USA: Hickman Harbor Dredging About to Begin

Hickman Harbor Dredging About to Begin

Severe drought along the Mississippi River basin has brought about a complete shutdown of the Hickman Harbor in May this year, further heightening the utter need for dredging.

A team of the Army Corps of Engineers has arrived to the spot and is ready to launch around the clock dredging operations of the harbor, which hasn’t been dredged for three years. The team will stay in the harbor for 17 days before it moves on to the next location, WPSD-TV reports. It is estimated that in three week time the harbor will be functioning in its full capacity.

The Corps were supposed to arrive in the harbor in June, nevertheless, other priorities came first so they were redirected to Memphis. The Corps are battling with their own shortage of funding, causing delays in their work. As a result, alternative financing has to be found and paradoxically the Hickman Harbor dredging project, worth $2 million, is being funded by a flooding relief grant.

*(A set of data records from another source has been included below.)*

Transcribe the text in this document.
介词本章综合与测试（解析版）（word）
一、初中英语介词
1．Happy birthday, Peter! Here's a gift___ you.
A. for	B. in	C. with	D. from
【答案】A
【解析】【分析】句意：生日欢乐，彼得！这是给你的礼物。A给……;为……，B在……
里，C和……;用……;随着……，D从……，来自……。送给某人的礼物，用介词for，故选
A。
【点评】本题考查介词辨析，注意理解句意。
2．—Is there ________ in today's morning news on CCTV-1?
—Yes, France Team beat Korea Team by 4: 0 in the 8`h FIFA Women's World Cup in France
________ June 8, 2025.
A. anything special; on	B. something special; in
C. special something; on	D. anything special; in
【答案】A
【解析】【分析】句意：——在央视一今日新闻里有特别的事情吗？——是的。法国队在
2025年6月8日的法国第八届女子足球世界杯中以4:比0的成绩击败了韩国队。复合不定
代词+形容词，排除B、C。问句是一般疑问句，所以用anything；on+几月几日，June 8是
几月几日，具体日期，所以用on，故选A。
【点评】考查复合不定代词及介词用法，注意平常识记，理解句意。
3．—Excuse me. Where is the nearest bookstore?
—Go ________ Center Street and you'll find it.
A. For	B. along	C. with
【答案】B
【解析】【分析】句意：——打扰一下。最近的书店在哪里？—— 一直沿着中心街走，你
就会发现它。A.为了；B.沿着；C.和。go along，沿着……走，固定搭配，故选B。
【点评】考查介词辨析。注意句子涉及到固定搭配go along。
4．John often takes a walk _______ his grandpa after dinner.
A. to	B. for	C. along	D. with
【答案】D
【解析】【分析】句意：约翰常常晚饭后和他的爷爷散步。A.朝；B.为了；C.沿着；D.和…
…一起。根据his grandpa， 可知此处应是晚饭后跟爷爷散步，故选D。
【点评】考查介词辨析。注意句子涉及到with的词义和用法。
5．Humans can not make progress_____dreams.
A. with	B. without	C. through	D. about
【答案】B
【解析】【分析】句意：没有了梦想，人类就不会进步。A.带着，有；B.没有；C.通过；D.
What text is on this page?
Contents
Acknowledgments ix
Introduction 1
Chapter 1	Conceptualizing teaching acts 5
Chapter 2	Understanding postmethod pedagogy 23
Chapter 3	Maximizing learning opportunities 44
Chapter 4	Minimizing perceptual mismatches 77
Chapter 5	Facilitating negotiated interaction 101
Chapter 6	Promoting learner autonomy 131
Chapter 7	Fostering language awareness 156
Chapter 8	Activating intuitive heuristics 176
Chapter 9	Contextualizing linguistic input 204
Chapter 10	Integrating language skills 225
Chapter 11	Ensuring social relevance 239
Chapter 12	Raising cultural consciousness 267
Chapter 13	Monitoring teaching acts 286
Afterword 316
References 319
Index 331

As stated by the Captain Ed Floyd, lowering of the water level at the mouth of the Hickman Harbor to five- six feet of depth has disabled safe river transport operation.

Apparently, lack of funding for maintenance dredging has inflicted considerable losses since barges were unable to come into the harbor. According to Greg Curlin, executive director of Riverport Hickman, Fulton County, the losses are worth millions of dollars, since somewhere between 150 or 200 barges would have been loaded and unloaded up to this point.

The problem is present in the entire region, where annual maintenance dredging is pivotal in order to find a permanent solution and prevent accumulation of sediment from blocking the way.

All the harbors in this area are having trouble with this,” Curlin said. “It’s not just Hickman Harbor. All of them are having trouble with the dredging or the lack of dredging.”